El belén



Muchas veces he pensado que la Chinchilla del cerro de San Cristóbal, vista desde el casco histórico, tiene algo de belén, con sus casas bajas, escalonadas sobre un fondo verde, que desde lejos podría confundirse con musgo. Admito que es una asociación muy personal y hasta gratuita. La de alguien que sabe que en ese lado de la ciudad se ubica el belén más popular de los contornos. Un belén que viene saludando a las navidades desde 1984.
Aunque no siempre estuvo donde ahora, en la iglesia de Santo Domingo. Los primeros años se acomodaba en la iglesia de Santa María del Salvador, en la capilla del bautismo, y así fue sucediendo hasta que en 1989 se realizaron obras de rehabilitación en el templo principal de Chinchilla y hubo que buscar otro espacio.
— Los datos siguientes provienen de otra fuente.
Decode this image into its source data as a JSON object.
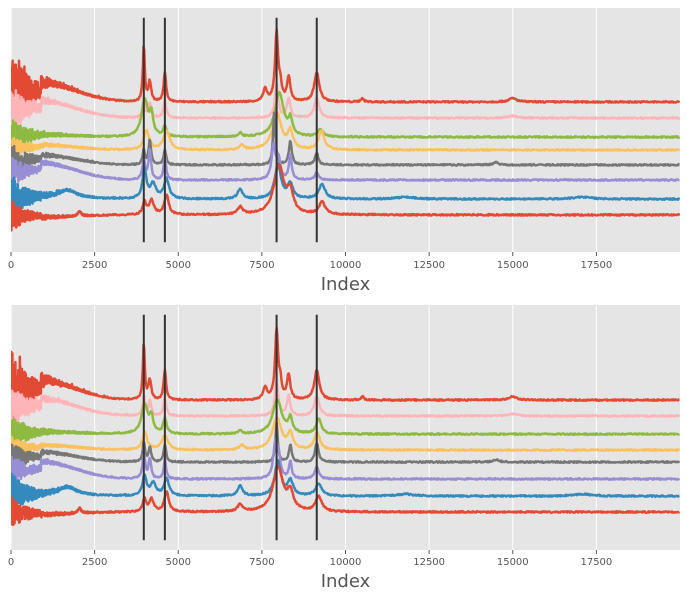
{
  "chart_data": [
    {
      "type": "line",
      "title": "",
      "xlabel": "Index",
      "ylabel": "",
      "xlim": [
        0,
        20000
      ],
      "ylim": [
        0,
        100
      ],
      "xticks": [
        0,
        2500,
        5000,
        7500,
        10000,
        12500,
        15000,
        17500
      ],
      "grid": true,
      "legend": "none",
      "vlines": {
        "x": [
          3970,
          4600,
          7940,
          9140
        ],
        "ymin": 4,
        "ymax": 96,
        "color": "#333333"
      },
      "series": [
        {
          "color": "#E24A33",
          "baseline": 61.5,
          "rise": 8,
          "noise": 22,
          "peaks": [
            [
              3970,
              23,
              35
            ],
            [
              4150,
              8,
              50
            ],
            [
              4600,
              12,
              45
            ],
            [
              7600,
              5,
              70
            ],
            [
              7940,
              28,
              55
            ],
            [
              8050,
              6,
              50
            ],
            [
              8300,
              10,
              60
            ],
            [
              9140,
              12,
              90
            ],
            [
              10500,
              1.5,
              50
            ],
            [
              15000,
              1.5,
              140
            ]
          ]
        },
        {
          "color": "#FFB5B8",
          "baseline": 54.9,
          "rise": 7,
          "noise": 12,
          "peaks": [
            [
              3970,
              8,
              40
            ],
            [
              4150,
              6,
              50
            ],
            [
              4600,
              7,
              50
            ],
            [
              7940,
              14,
              60
            ],
            [
              8300,
              8,
              60
            ],
            [
              9140,
              8,
              90
            ],
            [
              15000,
              1,
              150
            ]
          ]
        },
        {
          "color": "#8EBA42",
          "baseline": 47.1,
          "rise": 1,
          "noise": 10,
          "peaks": [
            [
              4000,
              15,
              120
            ],
            [
              4200,
              8,
              60
            ],
            [
              4600,
              4,
              60
            ],
            [
              8020,
              18,
              160
            ],
            [
              8350,
              6,
              70
            ],
            [
              9250,
              3,
              90
            ],
            [
              6850,
              1.5,
              60
            ]
          ]
        },
        {
          "color": "#FBC15E",
          "baseline": 41.8,
          "rise": 2,
          "noise": 6,
          "peaks": [
            [
              4050,
              8,
              90
            ],
            [
              4650,
              8,
              110
            ],
            [
              6900,
              2,
              80
            ],
            [
              7950,
              15,
              160
            ],
            [
              8350,
              7,
              90
            ],
            [
              9280,
              8,
              100
            ]
          ]
        },
        {
          "color": "#777777",
          "baseline": 35.7,
          "rise": 4,
          "noise": 8,
          "peaks": [
            [
              3970,
              6,
              40
            ],
            [
              4150,
              10,
              45
            ],
            [
              4600,
              6,
              45
            ],
            [
              7870,
              22,
              40
            ],
            [
              8350,
              10,
              50
            ],
            [
              9140,
              5,
              60
            ],
            [
              14500,
              1,
              100
            ]
          ]
        },
        {
          "color": "#988ED5",
          "baseline": 29.5,
          "rise": 7,
          "noise": 8,
          "peaks": [
            [
              3970,
              8,
              50
            ],
            [
              4150,
              12,
              45
            ],
            [
              4600,
              10,
              40
            ],
            [
              7850,
              14,
              70
            ],
            [
              8000,
              8,
              60
            ],
            [
              8350,
              10,
              50
            ],
            [
              9140,
              3,
              70
            ]
          ]
        },
        {
          "color": "#348ABD",
          "baseline": 21.7,
          "rise": 1,
          "noise": 12,
          "peaks": [
            [
              1700,
              3,
              300
            ],
            [
              3990,
              12,
              70
            ],
            [
              4250,
              6,
              100
            ],
            [
              4650,
              8,
              90
            ],
            [
              6850,
              4,
              90
            ],
            [
              7980,
              14,
              110
            ],
            [
              8350,
              6,
              100
            ],
            [
              9300,
              6,
              110
            ],
            [
              11800,
              0.8,
              300
            ],
            [
              17100,
              0.8,
              300
            ]
          ]
        },
        {
          "color": "#E24A33",
          "baseline": 15.2,
          "rise": -1,
          "noise": 8,
          "peaks": [
            [
              2050,
              2,
              60
            ],
            [
              3990,
              5,
              60
            ],
            [
              4200,
              6,
              80
            ],
            [
              4650,
              8,
              80
            ],
            [
              6850,
              3,
              90
            ],
            [
              8010,
              20,
              180
            ],
            [
              8350,
              8,
              110
            ],
            [
              9300,
              5,
              110
            ]
          ]
        }
      ]
    },
    {
      "type": "line",
      "title": "",
      "xlabel": "Index",
      "ylabel": "",
      "xlim": [
        0,
        20000
      ],
      "ylim": [
        0,
        100
      ],
      "xticks": [
        0,
        2500,
        5000,
        7500,
        10000,
        12500,
        15000,
        17500
      ],
      "grid": true,
      "legend": "none",
      "vlines": {
        "x": [
          3970,
          4600,
          7940,
          9140
        ],
        "ymin": 4,
        "ymax": 96,
        "color": "#333333"
      },
      "series": [
        {
          "color": "#E24A33",
          "baseline": 61.2,
          "rise": 8,
          "noise": 22,
          "peaks": [
            [
              3970,
              23,
              35
            ],
            [
              4150,
              8,
              50
            ],
            [
              4600,
              12,
              45
            ],
            [
              7600,
              5,
              70
            ],
            [
              7940,
              28,
              55
            ],
            [
              8050,
              6,
              50
            ],
            [
              8300,
              10,
              60
            ],
            [
              9140,
              12,
              90
            ],
            [
              10500,
              1.5,
              50
            ],
            [
              15000,
              1.5,
              140
            ]
          ]
        },
        {
          "color": "#FFB5B8",
          "baseline": 54.7,
          "rise": 7,
          "noise": 12,
          "peaks": [
            [
              3970,
              8,
              40
            ],
            [
              4150,
              6,
              50
            ],
            [
              4600,
              7,
              50
            ],
            [
              7940,
              14,
              60
            ],
            [
              8300,
              8,
              60
            ],
            [
              9140,
              8,
              90
            ],
            [
              15000,
              1,
              150
            ]
          ]
        },
        {
          "color": "#8EBA42",
          "baseline": 47.3,
          "rise": 1,
          "noise": 10,
          "peaks": [
            [
              4000,
              12,
              120
            ],
            [
              4200,
              6,
              60
            ],
            [
              4600,
              6,
              60
            ],
            [
              7960,
              14,
              160
            ],
            [
              8350,
              6,
              70
            ],
            [
              9200,
              6,
              90
            ],
            [
              6850,
              1.5,
              60
            ]
          ]
        },
        {
          "color": "#FBC15E",
          "baseline": 40.8,
          "rise": 2,
          "noise": 6,
          "peaks": [
            [
              4000,
              7,
              90
            ],
            [
              4600,
              6,
              110
            ],
            [
              6900,
              2,
              80
            ],
            [
              7950,
              13,
              160
            ],
            [
              8350,
              6,
              90
            ],
            [
              9150,
              7,
              100
            ]
          ]
        },
        {
          "color": "#777777",
          "baseline": 35.9,
          "rise": 4,
          "noise": 8,
          "peaks": [
            [
              3970,
              8,
              40
            ],
            [
              4150,
              6,
              45
            ],
            [
              4600,
              7,
              45
            ],
            [
              7940,
              16,
              40
            ],
            [
              8350,
              7,
              50
            ],
            [
              9140,
              8,
              60
            ],
            [
              14500,
              1,
              100
            ]
          ]
        },
        {
          "color": "#988ED5",
          "baseline": 29.0,
          "rise": 7,
          "noise": 8,
          "peaks": [
            [
              3970,
              10,
              50
            ],
            [
              4150,
              8,
              45
            ],
            [
              4600,
              8,
              40
            ],
            [
              7900,
              14,
              70
            ],
            [
              8000,
              8,
              60
            ],
            [
              8350,
              7,
              50
            ],
            [
              9140,
              5,
              70
            ]
          ]
        },
        {
          "color": "#348ABD",
          "baseline": 22.0,
          "rise": 1,
          "noise": 12,
          "peaks": [
            [
              1700,
              3,
              300
            ],
            [
              3990,
              8,
              70
            ],
            [
              4250,
              5,
              100
            ],
            [
              4650,
              7,
              90
            ],
            [
              6850,
              4,
              90
            ],
            [
              7980,
              14,
              110
            ],
            [
              8350,
              6,
              100
            ],
            [
              9200,
              5,
              110
            ],
            [
              11800,
              0.8,
              300
            ],
            [
              17100,
              0.8,
              300
            ]
          ]
        },
        {
          "color": "#E24A33",
          "baseline": 15.5,
          "rise": -1,
          "noise": 8,
          "peaks": [
            [
              2050,
              2,
              60
            ],
            [
              3990,
              5,
              60
            ],
            [
              4200,
              5,
              80
            ],
            [
              4650,
              8,
              80
            ],
            [
              6850,
              3,
              90
            ],
            [
              7980,
              18,
              180
            ],
            [
              8350,
              7,
              110
            ],
            [
              9200,
              6,
              110
            ]
          ]
        }
      ]
    }
  ]
}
Entonces fue cuando bajó a Santo Domingo. Pero aún no se colocó en la nave central, sino que estuvo unos años en el fondo, a la izquierda, en un espacio que sigue acotado y que los belenistas utilizan como taller y almacén. La Asociación, aunque no siempre fue Asociación, es tan vieja como el belén mismo. Se conformó cuando aquel 1984, el entonces párroco, Sebastián Aguilar, volvió de un viaje por Andalucía con la convicción de que podía ser una buena idea componer un belén grande. Y estuvo buscando voluntarios que dieran el paso. La mayoría fueron jóvenes del pueblo. El que hoy dirige las operaciones tenía entonces dieciocho años. Hoy, los demás le llaman jefe, para hacerle rabiar. Él prefiere que su nombre no conste para que siga siendo toda la Asociación la protagonista, como en Fuenteovejuna.
Siempre había hecho el belén en su casa. Pero no es lo mismo. No era lo mismo en las primeras ediciones del belén de Chinchilla. Ahora, mucho menos. El jefe lleva el belén en la cabeza todo el año, lo va construyendo mentalmente. A la hora de plasmarlo, le preocupan sobre todo las perspectivas. Una de las peculiaridades que distinguen al belén chinchillano es que no solo se mira de frente, como la mayoría, a los que el espectador se asoma siempre desde la misma posición. El visitante del belén chinchillano va dándole la vuelta al paisaje. Y, a cada paso, cambian los perfiles, los horizontes, las calles, las montañas. Se le abren nuevas rendijas hacia escenas que ya ha visto más de cerca y que luego a lo mejor contemplará desde otro lateral. Salvar ese continuo cambio de perspectivas, con figuras cuyo tamaño puede variar en más de diez centímetros, requiere una visión tridimensional. La que ha entrenado el jefe.
Y luego están las reconstrucciones a escala. Cada año, un castillo diferente. Hay que visitarlo, sacar planos, fotografías, y luego fijarlas en la maqueta desde la que el rey Herodes contemplará el desfile de sus ejércitos o la muerte a espada de los recién nacidos. Y el paisaje del desierto, que siempre acoge arquitecturas que existen al sur del Peloponeso o en el Egipto remoto. Y siempre el río, con el agua viva, y el pescador, los leñadores, los pastores, los personajes característicos, algunos de ellos procedentes de fabricantes muy antiguos. Y el transcurrir de la luz entre el día y la noche. Y, sobre todo, la Sagrada Familia, en cada una de las escenas que vive hasta llegar al portal. Porque el belén es un relato de ese recorrido. Un relato que huele a musgo y paja y papel de estraza. Un relato tridimensional que visitan cada año dos mil personas, que va a cumplir treinta años y cuyo influjo se extiende por los alrededores, por toda la Chinchilla del cerro, desde Nochebuena hasta San Antón.